Over the years, I’ve had so many ask me how my marriage has lasted as long as it has. We’re getting close to twenty years, and I guess that is more rare than I realize. I think it’s especially surprising to people as my husband and I got together when I was a single mother and we married when we were only 22 years old. I mean, 22 is so young! I know there was a time when that was considered almost old to be getting married, but we live a lot longer now. The truth is, there is no secret. I’d like to say that it’s all from hard work. We’re more in love and dedicated to one another than ever before. And yes, it did take hard work. Almost every day. Some days were more challenging than others, but such is life. And if you’ve any experience whatsoever in being in a relationship, you already know that. But I think a large part of it, something that I’ve always refuted and believed I didn’t have any of, is luck.
I mean, really, think about it. How lucky am I that I fell in love with a kind and generous man? And then add on the luck that he, in turn, fell in love with me. And then add to that, how lucky we are that we are both willing and able to stick it through the really challenging and hard times. We never gave up, nor will we. Each day we choose each other. Yes, that’s work, dedication, passion, determination, commitment, faith, and so many other things. But it’s also good luck.
I’ve seen marriages end. I’ve seen it when one partner gives up and believes there’s no way through. And I’m not going to write anything to the effect of their being wrong. How the heck would I know? I’m not them, nor their partner.
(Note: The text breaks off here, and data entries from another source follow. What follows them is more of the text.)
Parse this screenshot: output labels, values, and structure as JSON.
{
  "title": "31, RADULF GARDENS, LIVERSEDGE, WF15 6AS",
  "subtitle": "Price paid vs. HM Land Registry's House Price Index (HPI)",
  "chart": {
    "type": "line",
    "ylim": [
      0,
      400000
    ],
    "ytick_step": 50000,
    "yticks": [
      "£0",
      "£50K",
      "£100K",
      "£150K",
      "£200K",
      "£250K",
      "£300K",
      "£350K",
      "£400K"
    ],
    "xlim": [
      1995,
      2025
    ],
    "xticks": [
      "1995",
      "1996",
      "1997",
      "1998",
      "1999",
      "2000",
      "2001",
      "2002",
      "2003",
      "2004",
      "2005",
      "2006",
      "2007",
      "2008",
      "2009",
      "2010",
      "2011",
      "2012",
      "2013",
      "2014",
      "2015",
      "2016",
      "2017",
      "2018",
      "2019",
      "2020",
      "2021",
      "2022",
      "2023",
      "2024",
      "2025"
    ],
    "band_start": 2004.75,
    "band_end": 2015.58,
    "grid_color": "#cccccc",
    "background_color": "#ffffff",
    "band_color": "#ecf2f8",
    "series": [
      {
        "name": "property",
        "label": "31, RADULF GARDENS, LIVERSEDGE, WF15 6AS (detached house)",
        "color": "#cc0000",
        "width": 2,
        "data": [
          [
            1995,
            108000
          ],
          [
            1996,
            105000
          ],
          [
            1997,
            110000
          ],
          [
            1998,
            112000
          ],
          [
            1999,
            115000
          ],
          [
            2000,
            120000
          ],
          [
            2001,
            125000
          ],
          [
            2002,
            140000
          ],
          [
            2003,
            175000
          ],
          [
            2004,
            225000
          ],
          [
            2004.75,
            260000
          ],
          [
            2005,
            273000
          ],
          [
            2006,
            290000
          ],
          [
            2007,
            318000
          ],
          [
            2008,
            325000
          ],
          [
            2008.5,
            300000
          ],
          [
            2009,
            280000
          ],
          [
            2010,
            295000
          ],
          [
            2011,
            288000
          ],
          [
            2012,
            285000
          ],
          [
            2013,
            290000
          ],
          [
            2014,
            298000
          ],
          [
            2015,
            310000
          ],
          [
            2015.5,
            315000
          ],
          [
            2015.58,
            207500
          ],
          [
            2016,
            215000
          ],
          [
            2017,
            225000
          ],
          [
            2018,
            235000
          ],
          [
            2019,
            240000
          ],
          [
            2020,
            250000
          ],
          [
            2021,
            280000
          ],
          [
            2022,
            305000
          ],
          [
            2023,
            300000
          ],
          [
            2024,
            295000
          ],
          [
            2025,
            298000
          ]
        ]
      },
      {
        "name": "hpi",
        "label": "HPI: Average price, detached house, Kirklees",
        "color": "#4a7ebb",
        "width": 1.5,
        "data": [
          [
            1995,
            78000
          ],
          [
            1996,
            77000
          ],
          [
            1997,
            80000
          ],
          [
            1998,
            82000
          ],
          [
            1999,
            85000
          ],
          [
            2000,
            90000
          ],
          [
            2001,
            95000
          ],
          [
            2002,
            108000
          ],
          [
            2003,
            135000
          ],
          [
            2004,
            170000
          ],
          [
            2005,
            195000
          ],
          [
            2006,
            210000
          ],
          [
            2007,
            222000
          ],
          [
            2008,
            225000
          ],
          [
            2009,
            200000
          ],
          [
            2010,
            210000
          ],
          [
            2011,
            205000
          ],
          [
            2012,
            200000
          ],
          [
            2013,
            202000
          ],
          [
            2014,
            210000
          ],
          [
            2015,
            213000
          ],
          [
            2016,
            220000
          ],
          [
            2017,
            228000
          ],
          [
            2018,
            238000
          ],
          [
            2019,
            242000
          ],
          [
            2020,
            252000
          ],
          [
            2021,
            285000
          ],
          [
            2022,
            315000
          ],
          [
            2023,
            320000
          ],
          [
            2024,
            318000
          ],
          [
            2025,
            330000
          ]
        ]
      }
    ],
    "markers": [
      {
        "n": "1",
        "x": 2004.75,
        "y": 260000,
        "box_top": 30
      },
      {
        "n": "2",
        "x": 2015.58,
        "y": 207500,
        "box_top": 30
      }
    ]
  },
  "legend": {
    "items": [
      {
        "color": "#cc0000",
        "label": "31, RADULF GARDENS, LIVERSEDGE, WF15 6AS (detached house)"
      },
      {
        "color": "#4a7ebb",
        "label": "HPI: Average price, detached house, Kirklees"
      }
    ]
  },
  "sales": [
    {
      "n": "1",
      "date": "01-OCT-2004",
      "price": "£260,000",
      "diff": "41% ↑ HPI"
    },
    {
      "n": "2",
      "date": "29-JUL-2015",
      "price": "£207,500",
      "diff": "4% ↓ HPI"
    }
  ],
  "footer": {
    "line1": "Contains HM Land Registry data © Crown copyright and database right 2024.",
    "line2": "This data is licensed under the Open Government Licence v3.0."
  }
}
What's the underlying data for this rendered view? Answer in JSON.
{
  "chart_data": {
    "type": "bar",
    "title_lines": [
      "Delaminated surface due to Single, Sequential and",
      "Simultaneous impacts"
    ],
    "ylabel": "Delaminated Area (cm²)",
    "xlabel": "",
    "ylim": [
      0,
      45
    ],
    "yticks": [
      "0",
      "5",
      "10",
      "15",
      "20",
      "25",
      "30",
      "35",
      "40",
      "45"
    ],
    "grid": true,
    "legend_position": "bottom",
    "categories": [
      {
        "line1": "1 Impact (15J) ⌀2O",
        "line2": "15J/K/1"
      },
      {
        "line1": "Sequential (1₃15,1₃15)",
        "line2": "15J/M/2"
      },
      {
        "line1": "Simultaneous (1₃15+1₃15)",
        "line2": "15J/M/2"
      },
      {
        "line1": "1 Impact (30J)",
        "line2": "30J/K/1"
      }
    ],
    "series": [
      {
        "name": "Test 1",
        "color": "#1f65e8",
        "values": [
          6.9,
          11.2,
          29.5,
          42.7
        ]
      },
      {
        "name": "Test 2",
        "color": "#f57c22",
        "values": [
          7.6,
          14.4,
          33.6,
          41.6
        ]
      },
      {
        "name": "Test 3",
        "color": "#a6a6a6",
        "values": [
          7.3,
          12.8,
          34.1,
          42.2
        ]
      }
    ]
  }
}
But as naive and foolish as it may sound, I believe a couple can get through anything, if they’re willing and able to choose to. The most difficult aspect, in my opinion, is being lucky enough where both partners choose it, and commit to it, together, at the same time. Too often, one is willing, and the other not.
Now, please understand, I know there are situations wherein one person feels they cannot forgive the other. Such things as infidelity, abuse, a breach of trust. I’ve certainly been in such situations. And I left. And it was the right thing, because I knew the transgression would likely be repeated. If you know you’re not with a good person, a person who is good for you, then of course, the relationship should end. I’m not writing about those kinds of relationships. I’m writing about those wherein two good people are together, build a life, and then it goes awry for some reason.
There have been times when I know I’ve been less than good to my husband. I was struggling mentally, emotionally, psychologically, and it affected us, our marriage, our family. I made choices that probably weren’t the best, but he stood by and supported me. He loved me unconditionally through it all, so that I felt safe, loved, able to swim through the strange current to test the waters. And no matter what happened, he was there, whether it was on the shore to receive me, or in a boat to pull me out of the water when I needed it. He was always there. He is always there. And I am the same for him. He’s also made choices that were questionable at the time. Some of them created friction, maybe even caused some pain, but I remained by his side, loving and supporting him as best I could so that we could both come out in the end together, having learned from it, and gotten stronger.
I guess the trick is knowing when to let go versus staying. Neither myself, nor my husband, have perpetrated any such transgression that we couldn’t forgive. There were most certainly times when I sat and meditated for hours over whether it was time to let go or not? I even blogged about it (Let Go - Jan 2021). But whenever I finally found the nerve to share with him my thoughts and feelings, we would always come back to how much we loved one another and didn’t want to move on, live our lives without the other as our partner. When we continually came back to that, it was clear that we had to do whatever it took to make our way through it. We chose each other. Every time.
I guess, that’s when you know to let go. Or at least, one of the times you’ll know. If you and your partner are talking about your relationship, and they don’t seem to want to choose you. It’s likely not worth staying. Or if, you don’t choose them, it’s time to go.
It’s so awfully sad though, isn’t it? I mean, the joy and elation I feel with my husband when I lie in his arms, knowing he chooses me every single day… there are no words to describe it. But feeling that I matter that much to another person is the absolute best feeling in the world. And it honestly saddens me to think there were, are, and will be, people in the world who might never experience that.
So again I say, how lucky am I?
And it IS luck, because how many people in the world strive for it? How many people believe they have it and then are devastated to realize the opposite? It’s one of the many reasons why divorce is so difficult.
So yes, unconditional love. Consistent support, and constant nurturing. These are some of the ingredients to a happy and healthy relationship. But, so is luck.
I am fortunate to have fared on the good side of luck in love. Huh, I never thought I’d associate good luck with myself. For so many reasons, I believed I was one of those who had a dark cloud above them that I just couldn’t shake off. What an amazing and wonderful realization to finally recognize that I do in fact have good luck. And it’s in love. Which to me is the most important part of living. So what if I never get my music out in the world? So what if my writing never goes beyond this hidden, tiny, corner of the internet as my blog? So what if most of my dreams are never realized? I have real love. I have a true life partner who loves me unconditionally, and chooses me every damn day. That alone is worth getting up, breathing, and living for, every day. I feel so lucky I could burst.